The Ohio Streets team and most of our readers do work that require us to be on the road a lot more during this time of the year. Whether you’re a musician, photographer, etc. it can be easy to forget that we’re still on the clock while we’re on the road, because hitting the pavement typically equates to vacationing for most folks.
Although we may be able to easily say no to distractions at home, staying focused on the road is an entirely different animal. We find ourselves wanting to explore new cities, chase new experiences, link up with people that we’re finally close in distance to, enjoy nightlife, expose ourselves to unique cultures and just embrace as many new vibes as we can.
I have traveled to a few cities in the past month myself and all of the trips were meant to be productive. However, I found myself getting little work done and spending most of my time vacationing. But over the years I’ve come up with many tricks to keep myself focused and I recently took some time to adjust these methods so that they work while I’m on the go. If you get the urge to slack off with everyone else around you while you’re traveling, consider trying my 4 tips on staying productive in the midst of fun distractions.
1. Count Out Your 8 Hour Shifts
If whatever you’re doing on the road is your job, or you hope that it will be some day, then you need to treat it as such. Your competition is putting in overtime nearly everyday, so the least that you can do is put in your 40 hours a week. Whether you’re on your trip to network, record music, film, blog, perform, etc. you should be counting out your 8 hours of work each day. That’s not asking for too much, you’ll still be able to enjoy the city in your down time.
When you’re at a 9 to 5 you don’t have the freedom of walking out whenever you want, fixing food freely, answering your phone, or browsing the web. When you’re “clocked” in on the road you need create a similar structure for yourself. Let everyone around you know that you’re working until 5, or whatever other hours you set for yourself that day, and make sure that they respect that. Create a schedule each day, fitting in time for work and play. If you stick to the hours that you set for yourself, you’ll find that you get a lot more done than if you were to aimlessly work here and there.
2. Make Sure That Everyone’s on the Same Page
The biggest distractions can come from the people around you. If most of the people that you traveled with aren’t doing any work then you’ll constantly be tempted to go out and have fun with them. When you’re on a mission, make sure you’re traveling with people that are on a mission as well. This way you’re not tempted to slack off and even if you do, you’ll have someone there to hold you accountable for your actions and encourage to get focused.

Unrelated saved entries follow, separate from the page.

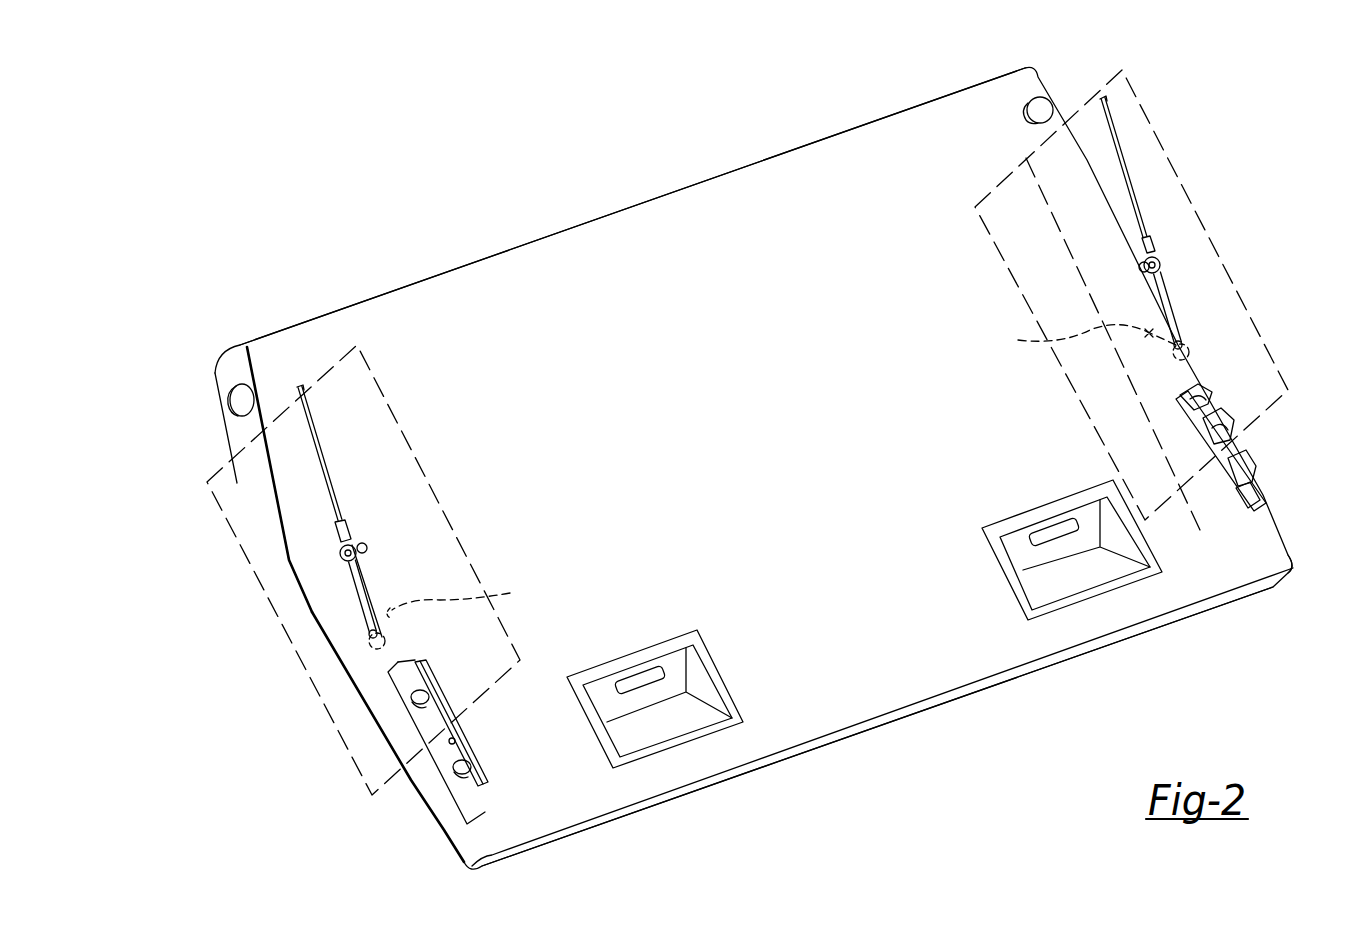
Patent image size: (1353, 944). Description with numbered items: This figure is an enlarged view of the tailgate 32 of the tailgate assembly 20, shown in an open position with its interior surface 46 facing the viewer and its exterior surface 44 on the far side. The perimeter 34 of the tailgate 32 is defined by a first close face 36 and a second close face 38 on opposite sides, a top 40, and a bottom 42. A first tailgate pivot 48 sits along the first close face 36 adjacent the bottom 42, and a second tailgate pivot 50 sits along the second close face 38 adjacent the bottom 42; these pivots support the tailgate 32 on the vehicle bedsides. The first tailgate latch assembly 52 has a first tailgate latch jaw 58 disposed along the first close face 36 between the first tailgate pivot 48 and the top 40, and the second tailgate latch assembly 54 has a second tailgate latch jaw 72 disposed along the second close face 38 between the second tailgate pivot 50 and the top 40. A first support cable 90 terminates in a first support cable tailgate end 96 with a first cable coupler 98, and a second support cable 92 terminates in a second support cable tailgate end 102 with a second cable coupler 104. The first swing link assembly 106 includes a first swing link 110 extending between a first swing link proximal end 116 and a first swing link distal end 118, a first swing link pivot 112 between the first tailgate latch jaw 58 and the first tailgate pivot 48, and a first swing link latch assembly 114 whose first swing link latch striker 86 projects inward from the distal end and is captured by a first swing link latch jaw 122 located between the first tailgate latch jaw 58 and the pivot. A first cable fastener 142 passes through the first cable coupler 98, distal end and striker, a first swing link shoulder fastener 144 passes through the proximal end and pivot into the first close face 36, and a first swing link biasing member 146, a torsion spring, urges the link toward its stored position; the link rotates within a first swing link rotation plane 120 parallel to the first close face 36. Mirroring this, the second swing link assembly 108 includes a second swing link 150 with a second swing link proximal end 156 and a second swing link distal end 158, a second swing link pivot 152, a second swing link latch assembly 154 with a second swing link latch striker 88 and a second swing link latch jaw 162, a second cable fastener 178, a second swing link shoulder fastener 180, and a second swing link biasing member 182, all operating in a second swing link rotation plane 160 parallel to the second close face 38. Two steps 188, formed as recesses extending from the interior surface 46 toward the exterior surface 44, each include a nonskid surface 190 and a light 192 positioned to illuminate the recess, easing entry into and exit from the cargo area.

The tailgate assembly 20 is at (374, 172).
The tailgate 32 is at (680, 818).
The perimeter 34 is at (1294, 577).
The first close face 36 is at (272, 468).
The second close face 38 is at (1057, 183).
The top 40 is at (903, 710).
The bottom 42 is at (462, 262).
The exterior surface 44 is at (378, 747).
The interior surface 46 is at (794, 282).
The first tailgate pivot 48 is at (224, 358).
The second tailgate pivot 50 is at (1027, 109).
The first tailgate latch assembly 52 is at (445, 796).
The second tailgate latch assembly 54 is at (1264, 468).
The first tailgate latch jaw 58 is at (470, 772).
The second tailgate latch jaw 72 is at (1245, 506).
The first swing link latch striker 86 is at (367, 551).
The second swing link latch striker 88 is at (1140, 268).
The first support cable 90 is at (318, 446).
The second support cable 92 is at (1124, 164).
The first support cable tailgate end 96 is at (345, 515).
The first cable coupler 98 is at (351, 538).
The second support cable tailgate end 102 is at (1152, 228).
The second cable coupler 104 is at (1152, 245).
The first swing link assembly 106 is at (395, 580).
The second swing link assembly 108 is at (1118, 355).
The first swing link 110 is at (360, 588).
The first swing link pivot 112 is at (383, 637).
The first swing link latch assembly 114 is at (402, 702).
The first swing link proximal end 116 is at (373, 632).
The first swing link distal end 118 is at (350, 567).
The first swing link rotation plane 120 is at (236, 513).
The first swing link latch jaw 122 is at (437, 708).
The first cable fastener 142 is at (341, 554).
The first swing link shoulder fastener 144 is at (385, 628).
The first swing link biasing member 146 is at (464, 598).
The second swing link 150 is at (1157, 288).
The second swing link pivot 152 is at (1170, 351).
The second swing link latch assembly 154 is at (1216, 390).
The second swing link proximal end 156 is at (1188, 317).
The second swing link distal end 158 is at (1164, 286).
The second swing link rotation plane 160 is at (1130, 116).
The second swing link latch jaw 162 is at (1212, 433).
The second cable fastener 178 is at (1167, 267).
The second swing link shoulder fastener 180 is at (1193, 339).
The second swing link biasing member 182 is at (1080, 338).
The steps 188 is at (722, 628).
The nonskid surface 190 is at (688, 726).
The light 192 is at (644, 682).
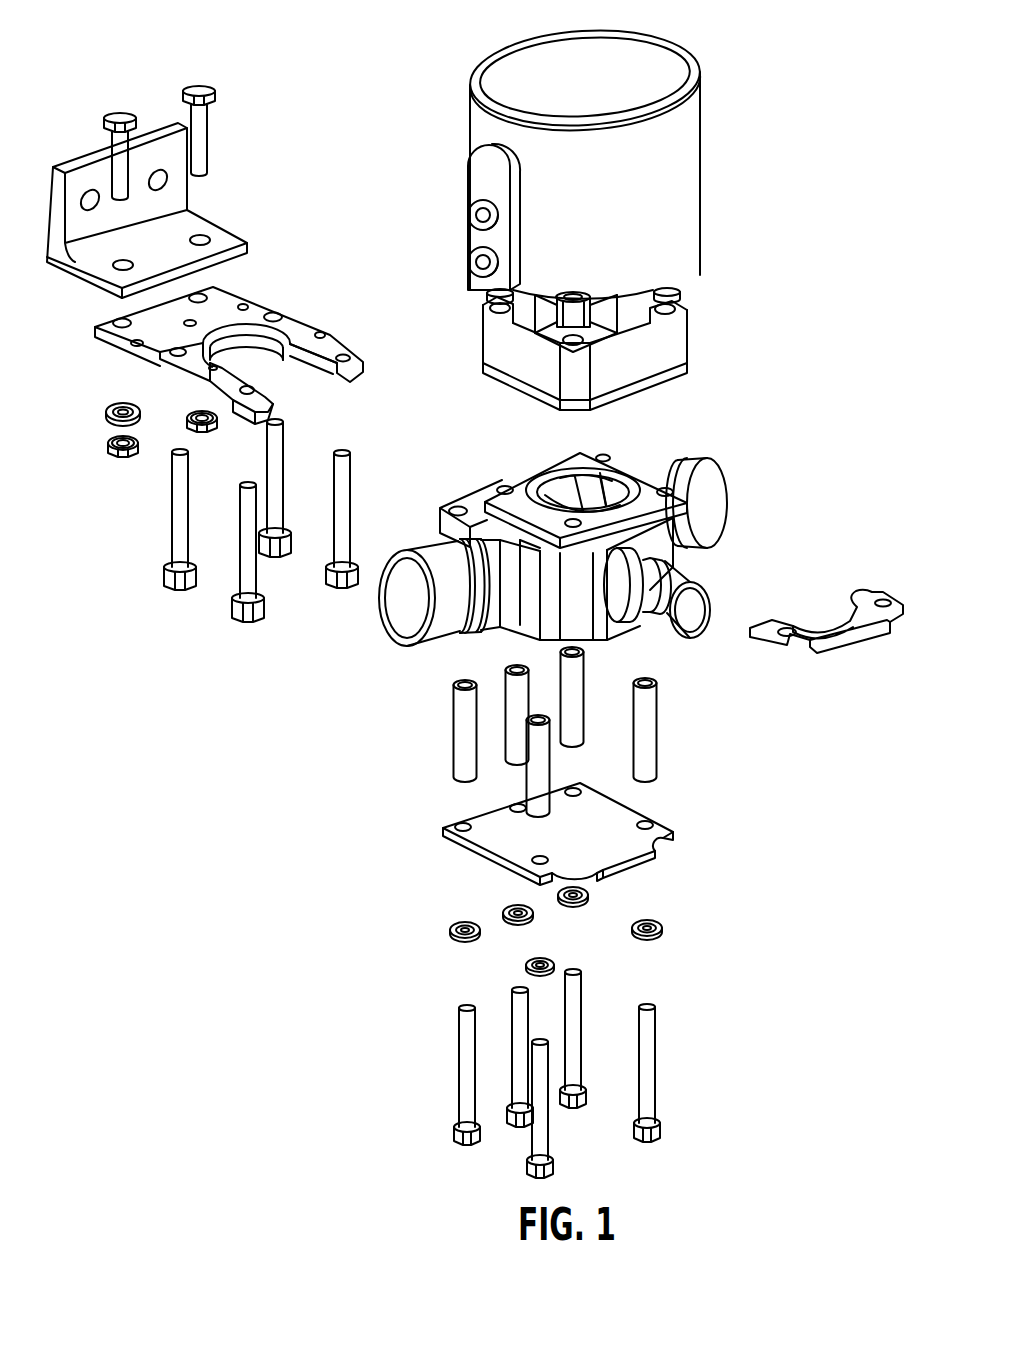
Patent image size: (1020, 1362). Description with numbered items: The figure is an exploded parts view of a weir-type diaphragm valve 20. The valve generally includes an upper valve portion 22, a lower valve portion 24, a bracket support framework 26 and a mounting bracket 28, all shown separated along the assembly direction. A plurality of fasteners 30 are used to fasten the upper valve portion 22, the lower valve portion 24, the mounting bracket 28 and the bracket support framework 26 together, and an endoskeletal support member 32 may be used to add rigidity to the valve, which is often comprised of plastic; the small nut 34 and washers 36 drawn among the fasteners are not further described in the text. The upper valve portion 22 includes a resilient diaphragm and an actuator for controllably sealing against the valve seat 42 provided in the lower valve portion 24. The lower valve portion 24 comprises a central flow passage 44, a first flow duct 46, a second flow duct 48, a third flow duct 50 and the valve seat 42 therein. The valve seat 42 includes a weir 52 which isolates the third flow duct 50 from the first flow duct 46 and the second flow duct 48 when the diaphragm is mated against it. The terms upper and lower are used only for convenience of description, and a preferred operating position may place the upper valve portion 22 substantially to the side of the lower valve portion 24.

The weir-type diaphragm valve 20 is at (745, 247).
The upper valve portion 22 is at (688, 342).
The lower valve portion 24 is at (680, 540).
The bracket support framework 26 is at (303, 328).
The mounting bracket 28 is at (227, 240).
The fasteners 30 is at (348, 478).
The endoskeletal support member 32 is at (202, 127).
The nut 34 is at (118, 460).
The washer 36 is at (125, 402).
The valve seat 42 is at (622, 472).
The central flow passage 44 is at (413, 597).
The first flow duct 46 is at (417, 618).
The second flow duct 48 is at (715, 492).
The third flow duct 50 is at (694, 610).
The weir 52 is at (612, 486).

3. Create Rewards For Yourself
To insure that you’re getting your work done during trips, tell yourself “I can only go here, hang out with them, shop there, or try that if I get such and such done beforehand”. If you really care about enjoying your free time on the road and you’re able to hold yourself accountable, then you’ll definitely make sure that you get whatever work you have done in a timely manner. Having a good time feels so much better when you know that you tackled your to-do list head on.
4. Take Care of Your Body
I know how hard it can be to catch up on sleep and eat well while you’re in an unfamiliar place, but making sure that you have enough energy to go around is essential to staying focused.
Pulling all-nighters and taking naps whenever you can is a must for many of us, especially during short trips. But on the trips that you know you have more work than usual you may just have to sacrifice that party, concert, or dinner with friends to catch up on some sleep before your next “shift”.
Many of us believe that we work better under pressure, but studies continuously show that this isn’t the case. When your body is well taken care of you’ll be able to get more, quality work done in shorter periods of time. Stay away from fast foods, drink more water, and nap when you can.